Despite Wine Enthusiast’s history marketing through direct mail, the purveyor of accessories and storage for wine connoisseurs is pushing into digital channels to complement its catalog business.
Founded in 1979, Wine Enthusiast has published more than 300 million catalogs to date. It has a publishing arm, several Internet properties and a B2B distribution division responsible for placing branded products on store shelves. Like most direct mail businesses looking to tap the potential of digital sales, there have been several unforeseen problems along the way.
“I could talk about Amazon for hours because they’re such a behemoth and, to us, they’re a competitor but they’re also a partner in a sense because we have branded products sold on Amazon,” said Glenn Edelman, VP of digital marketing for Wine Enthusiast. “How do I convince someone, when I’m selling my Wine Enthusiast wine fridge on my site, but it’s also on Amazon, to buy it from me?”
Wine Enthusiast employs eight wine storage consultants in a quasi-call center at its upstate New York headquarters (representatives even field calls from Amazon customers) and makes a concerted effort to entice customers to pick up their phones. This is unusual compared to most enterprises that try to drive communications through cheaper digital channels.
But Wine Enthusiast’s call center is less about customer service and more about marketing. It’s a high-touch channel where customers, whose average order is $500, can get advice and individual attention on big ticket items. This, said Edelman, is a major point of differentiation from Amazon’s DIY style of purchasing. So unlike many marketers, whose cross-channel strategies connect mobile, social and online activity, Wine Enthusiast needs to link its digital messaging with one of the most traditional channels of all: the telephone.
By utilizing cross-channel marketing attribution tool Convertro, Edelman said the company attached a pixel to all of its order confirmations that came through its call center; once the order confirmation is activated, it sends a signal back to Convertro, which then matches that phone order back to the customer’s Web activities.
“We found there was a 15% incrementality of online programs driving people to the phones,” Edelman said. “What used to look like a lost dollar spent, because [the contact center] is usually a high cost center for companies, I can now track back to closing someone over the phone who may have Googled ‘wine storage’ and can connect the dots there. That’s hugely important to me.”
Wine Enthusiast concurrently uses Convertro for paid media purposes such as display and paid search, but realized the most pronounced improvement when it cracked down on waste associated with coupon affiliate networks.
“[In 2011] we had many different affiliate vendors driving customers and orders to us and they would send me monthly reports and from the looks of it, they were all doing fantastic,” Edelman said. “Then I’d add up all their numbers, and the total commission [invoiced] was about 145% greater than what our actual revenue was for the month because they were all taking credit for everything. I was essentially giving a commission on 145% of the sale, rather than 100% of the sale.”
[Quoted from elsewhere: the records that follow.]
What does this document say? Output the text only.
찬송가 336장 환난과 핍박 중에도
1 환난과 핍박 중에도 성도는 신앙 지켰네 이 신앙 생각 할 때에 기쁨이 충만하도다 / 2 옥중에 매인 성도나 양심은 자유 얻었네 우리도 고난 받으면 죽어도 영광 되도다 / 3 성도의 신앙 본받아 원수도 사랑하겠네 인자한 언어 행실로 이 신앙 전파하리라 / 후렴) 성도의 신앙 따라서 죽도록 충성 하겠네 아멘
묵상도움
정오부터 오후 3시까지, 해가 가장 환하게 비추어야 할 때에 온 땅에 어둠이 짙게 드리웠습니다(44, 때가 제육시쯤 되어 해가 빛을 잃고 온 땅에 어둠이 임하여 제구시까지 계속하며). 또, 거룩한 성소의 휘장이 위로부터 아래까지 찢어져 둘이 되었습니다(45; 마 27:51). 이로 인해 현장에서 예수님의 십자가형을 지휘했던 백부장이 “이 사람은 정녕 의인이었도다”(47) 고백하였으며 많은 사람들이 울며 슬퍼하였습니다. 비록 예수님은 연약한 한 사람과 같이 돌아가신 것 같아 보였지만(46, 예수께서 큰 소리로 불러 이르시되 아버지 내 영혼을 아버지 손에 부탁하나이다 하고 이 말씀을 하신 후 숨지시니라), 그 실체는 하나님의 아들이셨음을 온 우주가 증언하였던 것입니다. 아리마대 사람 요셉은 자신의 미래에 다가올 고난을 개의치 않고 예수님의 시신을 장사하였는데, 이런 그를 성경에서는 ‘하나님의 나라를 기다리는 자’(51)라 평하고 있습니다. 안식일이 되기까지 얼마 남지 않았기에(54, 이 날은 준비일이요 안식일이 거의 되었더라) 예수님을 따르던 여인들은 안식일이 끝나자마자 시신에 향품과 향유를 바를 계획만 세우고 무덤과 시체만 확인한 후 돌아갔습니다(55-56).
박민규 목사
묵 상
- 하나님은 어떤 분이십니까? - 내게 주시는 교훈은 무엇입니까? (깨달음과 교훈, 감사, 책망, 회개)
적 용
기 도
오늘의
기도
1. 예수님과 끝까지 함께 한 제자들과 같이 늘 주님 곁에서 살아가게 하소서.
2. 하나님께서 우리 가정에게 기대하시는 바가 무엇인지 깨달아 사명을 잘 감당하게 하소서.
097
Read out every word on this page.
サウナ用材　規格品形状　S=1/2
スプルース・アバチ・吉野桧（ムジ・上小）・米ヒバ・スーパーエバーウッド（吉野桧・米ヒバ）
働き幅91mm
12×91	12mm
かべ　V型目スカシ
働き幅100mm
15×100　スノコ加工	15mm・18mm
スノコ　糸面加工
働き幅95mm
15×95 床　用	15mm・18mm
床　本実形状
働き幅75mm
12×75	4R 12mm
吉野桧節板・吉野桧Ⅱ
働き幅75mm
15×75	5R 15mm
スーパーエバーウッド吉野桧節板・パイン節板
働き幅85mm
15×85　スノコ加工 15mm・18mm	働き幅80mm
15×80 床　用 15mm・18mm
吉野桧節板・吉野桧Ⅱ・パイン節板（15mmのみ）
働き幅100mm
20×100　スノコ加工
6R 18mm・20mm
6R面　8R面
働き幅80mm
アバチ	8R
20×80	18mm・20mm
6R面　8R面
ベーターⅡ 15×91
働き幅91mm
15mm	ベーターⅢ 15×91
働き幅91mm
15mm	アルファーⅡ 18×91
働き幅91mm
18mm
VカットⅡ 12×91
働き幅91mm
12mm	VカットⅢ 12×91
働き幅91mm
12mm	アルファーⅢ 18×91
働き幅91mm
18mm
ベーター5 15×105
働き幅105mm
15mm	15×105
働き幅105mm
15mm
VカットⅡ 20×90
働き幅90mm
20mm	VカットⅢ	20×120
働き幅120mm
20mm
By deploying Convertro, and moving away from a “rudimentary” auditing system that consisted of a lot of Excel spreadsheets, Wine Enthusiast was able to identify sales potential in campaigns it once deemed unprofitable.
“We found people were coming to our site either through our catalog or PPC efforts, were going to the cart, and then saying ‘What [percent] additional can I get off?’ and then they’d go to the coupon site and see that they offered the same thing,” Edelman said. “They ended up clicking through on the affiliate link back to our site since that was easiest and coming back to our site and closing.” The affiliates were essentially collecting commission from organic conversions.
By reducing its reliance on network affiliates that did not drive new customers, during the last holiday season, Wine Enthusiast was able to cut costs paid to affiliates by 33% while simultaneously increasing total ROI by 49%.
Although catalogs remain Wine Enthusiast’s greatest allocation for advertising, a general awareness that digital planning is par for survival and that catalogs are expensive to mail (and that some consumers are pulling back on direct mail subscriptions in general) Wine Enthusiast plans more optimization of its marketing spend using Convertro.
“If I send somebody a catalog and they go to Google and they end up going somewhere else, I’d hate to have my marketing dollars spent on a competitor,” Edelman added. “We want to understand where our dollars in one channel are overlapping with other marketing programs and if I hit them with an email, do I really need to send them a catalog?”
Rooted in direct marketing where “if I spend a dollar, I have to show a return,” Edelman said the company will pursue brand advertising this year “since our product is now sold on Amazon, Costco, and Target. We’ve become a manufacturer. Not just a retailer.”